L’article L 631-5 du Code de commerce enferme dans un délai d’un an à compter de la cessation d’activité (au plan fiscal), liée à un passage en SEL, l’assignation d’un professionnel libéral en redressement judiciaire par les créanciers de la période antérieure à la création de la SEL.
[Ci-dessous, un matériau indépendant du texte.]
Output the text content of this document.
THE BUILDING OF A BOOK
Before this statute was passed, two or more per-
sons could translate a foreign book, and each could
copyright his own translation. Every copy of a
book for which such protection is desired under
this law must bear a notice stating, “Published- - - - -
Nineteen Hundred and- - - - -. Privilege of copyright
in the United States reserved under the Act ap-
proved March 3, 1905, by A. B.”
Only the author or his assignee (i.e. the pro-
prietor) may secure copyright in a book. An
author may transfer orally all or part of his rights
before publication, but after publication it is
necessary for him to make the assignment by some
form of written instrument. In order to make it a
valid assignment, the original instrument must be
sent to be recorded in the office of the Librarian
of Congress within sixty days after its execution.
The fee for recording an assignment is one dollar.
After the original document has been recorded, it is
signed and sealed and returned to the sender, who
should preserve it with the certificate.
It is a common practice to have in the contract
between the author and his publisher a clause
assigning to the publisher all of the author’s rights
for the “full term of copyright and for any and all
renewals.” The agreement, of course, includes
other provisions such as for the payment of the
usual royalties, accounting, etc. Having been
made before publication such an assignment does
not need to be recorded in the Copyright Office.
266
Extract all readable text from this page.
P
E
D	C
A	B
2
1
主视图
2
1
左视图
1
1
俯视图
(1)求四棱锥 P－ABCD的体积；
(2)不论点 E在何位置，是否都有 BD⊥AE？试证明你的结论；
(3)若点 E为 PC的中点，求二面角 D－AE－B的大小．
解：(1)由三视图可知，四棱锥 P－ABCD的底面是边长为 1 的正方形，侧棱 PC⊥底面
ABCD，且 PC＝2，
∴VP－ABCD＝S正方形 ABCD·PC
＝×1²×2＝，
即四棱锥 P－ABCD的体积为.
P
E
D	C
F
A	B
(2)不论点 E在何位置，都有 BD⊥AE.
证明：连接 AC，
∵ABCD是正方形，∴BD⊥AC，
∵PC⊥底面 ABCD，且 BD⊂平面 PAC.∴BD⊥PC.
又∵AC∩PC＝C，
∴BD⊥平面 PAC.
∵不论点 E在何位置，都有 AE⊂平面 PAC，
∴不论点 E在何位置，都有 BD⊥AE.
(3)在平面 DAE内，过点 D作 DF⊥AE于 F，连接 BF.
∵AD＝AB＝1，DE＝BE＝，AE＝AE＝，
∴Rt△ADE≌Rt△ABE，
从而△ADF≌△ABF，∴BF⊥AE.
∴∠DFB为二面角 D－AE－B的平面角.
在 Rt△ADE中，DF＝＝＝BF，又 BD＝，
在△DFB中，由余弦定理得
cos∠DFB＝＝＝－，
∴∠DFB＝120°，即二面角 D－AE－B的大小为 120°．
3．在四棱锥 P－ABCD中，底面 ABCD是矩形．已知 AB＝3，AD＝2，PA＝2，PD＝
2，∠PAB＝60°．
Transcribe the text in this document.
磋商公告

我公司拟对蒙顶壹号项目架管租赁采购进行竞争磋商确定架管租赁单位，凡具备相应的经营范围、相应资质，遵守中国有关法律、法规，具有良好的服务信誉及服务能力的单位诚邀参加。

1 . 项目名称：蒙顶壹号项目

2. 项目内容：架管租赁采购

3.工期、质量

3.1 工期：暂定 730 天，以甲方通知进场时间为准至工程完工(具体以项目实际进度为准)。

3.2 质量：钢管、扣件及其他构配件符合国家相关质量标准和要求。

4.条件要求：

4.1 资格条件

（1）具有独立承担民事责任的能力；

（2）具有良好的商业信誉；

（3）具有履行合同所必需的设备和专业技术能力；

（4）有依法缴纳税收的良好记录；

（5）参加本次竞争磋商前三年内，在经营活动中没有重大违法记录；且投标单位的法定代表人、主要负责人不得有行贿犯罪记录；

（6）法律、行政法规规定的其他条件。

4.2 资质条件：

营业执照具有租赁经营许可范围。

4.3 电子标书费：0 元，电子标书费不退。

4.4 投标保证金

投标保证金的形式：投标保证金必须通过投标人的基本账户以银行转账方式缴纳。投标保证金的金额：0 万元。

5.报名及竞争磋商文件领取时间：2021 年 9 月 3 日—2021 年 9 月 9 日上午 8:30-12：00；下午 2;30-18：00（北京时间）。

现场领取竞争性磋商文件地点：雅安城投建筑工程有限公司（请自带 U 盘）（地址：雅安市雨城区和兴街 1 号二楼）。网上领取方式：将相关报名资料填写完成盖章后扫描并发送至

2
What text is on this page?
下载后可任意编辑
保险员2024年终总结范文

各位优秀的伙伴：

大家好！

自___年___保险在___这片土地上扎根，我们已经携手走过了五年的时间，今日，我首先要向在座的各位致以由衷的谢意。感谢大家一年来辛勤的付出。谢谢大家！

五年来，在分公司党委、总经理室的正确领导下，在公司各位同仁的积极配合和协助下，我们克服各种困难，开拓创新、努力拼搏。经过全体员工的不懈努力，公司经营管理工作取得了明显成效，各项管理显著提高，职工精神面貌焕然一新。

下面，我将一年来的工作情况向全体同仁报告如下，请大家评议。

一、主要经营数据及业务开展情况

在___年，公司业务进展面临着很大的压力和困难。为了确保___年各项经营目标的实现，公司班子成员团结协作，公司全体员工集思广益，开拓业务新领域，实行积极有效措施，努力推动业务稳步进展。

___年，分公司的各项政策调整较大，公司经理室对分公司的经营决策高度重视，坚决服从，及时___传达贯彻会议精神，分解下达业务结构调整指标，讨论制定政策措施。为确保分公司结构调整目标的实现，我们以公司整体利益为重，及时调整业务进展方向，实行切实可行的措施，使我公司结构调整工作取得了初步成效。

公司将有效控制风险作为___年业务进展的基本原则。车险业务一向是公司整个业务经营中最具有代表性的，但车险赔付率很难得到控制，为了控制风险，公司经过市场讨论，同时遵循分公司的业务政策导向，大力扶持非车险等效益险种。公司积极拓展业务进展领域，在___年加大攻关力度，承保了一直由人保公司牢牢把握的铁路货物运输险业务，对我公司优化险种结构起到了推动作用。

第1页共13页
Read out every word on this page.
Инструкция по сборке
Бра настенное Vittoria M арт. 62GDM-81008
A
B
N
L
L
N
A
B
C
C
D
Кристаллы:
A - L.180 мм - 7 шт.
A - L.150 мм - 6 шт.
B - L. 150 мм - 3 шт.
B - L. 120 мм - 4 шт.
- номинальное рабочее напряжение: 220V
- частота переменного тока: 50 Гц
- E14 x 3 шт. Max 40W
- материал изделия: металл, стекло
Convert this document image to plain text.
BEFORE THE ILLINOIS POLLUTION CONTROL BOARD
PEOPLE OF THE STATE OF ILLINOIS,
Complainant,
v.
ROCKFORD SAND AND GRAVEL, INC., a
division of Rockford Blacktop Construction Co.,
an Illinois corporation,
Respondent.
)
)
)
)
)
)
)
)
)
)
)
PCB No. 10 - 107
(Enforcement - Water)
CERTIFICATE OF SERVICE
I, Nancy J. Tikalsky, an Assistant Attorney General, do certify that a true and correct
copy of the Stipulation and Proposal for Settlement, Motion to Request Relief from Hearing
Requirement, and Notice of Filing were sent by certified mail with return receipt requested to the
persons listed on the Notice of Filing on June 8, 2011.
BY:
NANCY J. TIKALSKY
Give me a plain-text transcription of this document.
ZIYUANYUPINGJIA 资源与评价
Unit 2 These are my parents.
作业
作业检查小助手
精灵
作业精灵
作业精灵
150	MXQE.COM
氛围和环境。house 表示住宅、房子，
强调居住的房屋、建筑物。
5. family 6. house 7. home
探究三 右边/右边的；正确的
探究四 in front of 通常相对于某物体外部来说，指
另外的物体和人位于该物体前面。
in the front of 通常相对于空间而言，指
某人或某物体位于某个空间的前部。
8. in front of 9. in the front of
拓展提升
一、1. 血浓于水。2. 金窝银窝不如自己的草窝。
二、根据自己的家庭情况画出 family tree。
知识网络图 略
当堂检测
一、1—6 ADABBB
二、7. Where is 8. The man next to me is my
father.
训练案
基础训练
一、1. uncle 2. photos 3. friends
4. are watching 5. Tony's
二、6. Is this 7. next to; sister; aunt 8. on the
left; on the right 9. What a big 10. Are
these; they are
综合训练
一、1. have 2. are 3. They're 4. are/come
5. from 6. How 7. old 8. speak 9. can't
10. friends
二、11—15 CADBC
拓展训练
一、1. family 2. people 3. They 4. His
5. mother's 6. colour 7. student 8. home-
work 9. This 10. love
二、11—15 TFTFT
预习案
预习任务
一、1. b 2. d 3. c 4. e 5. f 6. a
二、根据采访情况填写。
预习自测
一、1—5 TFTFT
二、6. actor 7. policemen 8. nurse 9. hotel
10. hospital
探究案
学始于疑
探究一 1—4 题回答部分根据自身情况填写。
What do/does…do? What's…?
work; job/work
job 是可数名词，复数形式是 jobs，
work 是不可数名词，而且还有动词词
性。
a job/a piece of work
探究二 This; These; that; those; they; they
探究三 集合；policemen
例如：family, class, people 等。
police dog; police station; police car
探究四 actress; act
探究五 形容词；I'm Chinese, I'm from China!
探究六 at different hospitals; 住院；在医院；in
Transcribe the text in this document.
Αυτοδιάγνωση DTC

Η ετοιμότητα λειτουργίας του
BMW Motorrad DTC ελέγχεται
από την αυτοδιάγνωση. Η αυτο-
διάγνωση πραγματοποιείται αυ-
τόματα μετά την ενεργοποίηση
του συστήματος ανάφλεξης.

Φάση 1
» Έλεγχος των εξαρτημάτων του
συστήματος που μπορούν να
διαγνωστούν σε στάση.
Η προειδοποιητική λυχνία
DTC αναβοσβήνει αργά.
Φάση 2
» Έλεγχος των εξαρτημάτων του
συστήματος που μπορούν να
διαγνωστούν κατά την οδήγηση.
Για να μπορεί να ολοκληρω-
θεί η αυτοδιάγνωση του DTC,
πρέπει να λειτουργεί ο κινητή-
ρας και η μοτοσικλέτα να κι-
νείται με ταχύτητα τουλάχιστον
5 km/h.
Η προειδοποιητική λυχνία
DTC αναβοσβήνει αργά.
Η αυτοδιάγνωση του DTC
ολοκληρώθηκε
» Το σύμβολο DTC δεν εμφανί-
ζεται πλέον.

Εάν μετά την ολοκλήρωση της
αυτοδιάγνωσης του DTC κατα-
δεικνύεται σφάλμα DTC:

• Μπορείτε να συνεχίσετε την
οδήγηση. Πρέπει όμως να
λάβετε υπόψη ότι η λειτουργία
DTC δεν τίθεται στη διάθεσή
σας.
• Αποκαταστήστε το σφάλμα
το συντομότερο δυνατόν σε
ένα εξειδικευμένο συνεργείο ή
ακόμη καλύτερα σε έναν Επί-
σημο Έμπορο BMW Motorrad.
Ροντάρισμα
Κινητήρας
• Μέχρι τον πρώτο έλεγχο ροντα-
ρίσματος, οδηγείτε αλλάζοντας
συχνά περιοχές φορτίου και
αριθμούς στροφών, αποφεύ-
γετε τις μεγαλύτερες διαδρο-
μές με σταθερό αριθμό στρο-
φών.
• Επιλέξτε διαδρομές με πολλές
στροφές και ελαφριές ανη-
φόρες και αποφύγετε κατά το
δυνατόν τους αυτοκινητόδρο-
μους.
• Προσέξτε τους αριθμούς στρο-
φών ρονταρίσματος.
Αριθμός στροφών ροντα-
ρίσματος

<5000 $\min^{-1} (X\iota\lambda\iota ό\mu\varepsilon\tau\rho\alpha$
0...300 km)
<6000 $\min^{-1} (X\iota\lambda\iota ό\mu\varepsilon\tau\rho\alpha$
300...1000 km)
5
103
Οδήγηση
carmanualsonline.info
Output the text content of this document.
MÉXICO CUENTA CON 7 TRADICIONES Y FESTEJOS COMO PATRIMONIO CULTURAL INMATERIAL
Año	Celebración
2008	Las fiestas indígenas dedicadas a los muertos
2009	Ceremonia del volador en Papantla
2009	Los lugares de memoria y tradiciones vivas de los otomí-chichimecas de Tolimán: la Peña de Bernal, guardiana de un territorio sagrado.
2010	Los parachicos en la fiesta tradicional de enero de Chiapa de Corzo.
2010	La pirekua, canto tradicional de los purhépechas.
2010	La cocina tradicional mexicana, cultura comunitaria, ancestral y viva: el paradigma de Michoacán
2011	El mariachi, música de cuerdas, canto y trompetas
Dans l’affaire soumise à la cour de cassation (cass com 16 septembre 2014 n°13-17147), un chirurgien-dentiste constitue en 2000 une SELARL unipersonnelle.
 
Plus de 12 ans après, en 2012 donc, il est assigné en redressement judiciaire en raison de cotisations impayées à la caisse autonome de retraite des chirurgiens-dentistes et des sages-femmes.
 
Celle-ci considère que, bien qu’ayant créé une société unipersonnelle, le professionnel n’en a pas moins continué d’exercer son activité, de sorte que le délai d’un an imposé par l’article L 631-5 ne lui est pas opposable.
 
Ce raisonnement pouvait être tentant, pour la caisse, compte tenu de l’absence de cessation d’activité au plan social lors du passage de l’activité libérale à une activité en SEL.
 
Pour y parvenir, la caisse de retraite devait contester l’assimilation dudit dentiste à la situation des avocats, pour lesquels la jurisprudence a effectivement confirmé l’opposabilité du délai d’un an en cas d’exercice en société d’exercice libéral, en retenant que l’avocat « exerce ses fonctions au nom de la société » (cass com 9 février 2010 n° 08-17144).  
 
L’article 22 du décret du 25 mars 1993 pris pour l’application aux avocats de la loi du 31 décembre 1990 instituant les sociétés d’exercice libéral précise en effet « qu’un avocat exerçant au sein d’une société d’exercice libéral ne peut exercer sa profession à titre individuel, en qualité de membre d’une autre société, quelle qu’en soit la forme ou en qualité d’avocat salarié. » 
 
Pour la caisse autonome de retraite, la situation des avocats ne pouvait être assimilée à celle des chirurgiens-dentistes, qui ne sont pas contraints à une unicité d’exercice. 
 
Cet argument n’est pas dénué de fondement. Le code de la santé publique (art R 4113-4) impose aux médecins ou aux sages-femmes de n’exercer qu’au sein d’une seule société et de ne pas cumuler cet exercice avec un exercice individuel (comme pour les avocats,  donc), mais ne l’impose pas aux chirurgiens-dentistes. 
 
Pour autant, la cour de cassation apprécie la situation in concreto et il est permis de penser que le caractère unipersonnel de la société lui a permis de balayer les doutes qui pouvaient exister sur la nature exacte de l’activité exercée.
 
La cour décide : « mais attendu que la personne exerçant une profession indépendante, qui a cessé d’exercer son activité à titre individuel pour devenir associé d’une société d’exercice libéral unipersonnelle, n’agit plus en son nom propre mais exerce ses fonctions au nom de la société ; qu’il cesse dès lors d’exercer une activité professionnelle indépendante au sens de l’article L 631-2 du code de commerce » 
 
C’est donc bien en l’espèce la société qui, seule, exerce. Certes au moyen de la fiction de la personnalité morale,  mais de façon incontestable.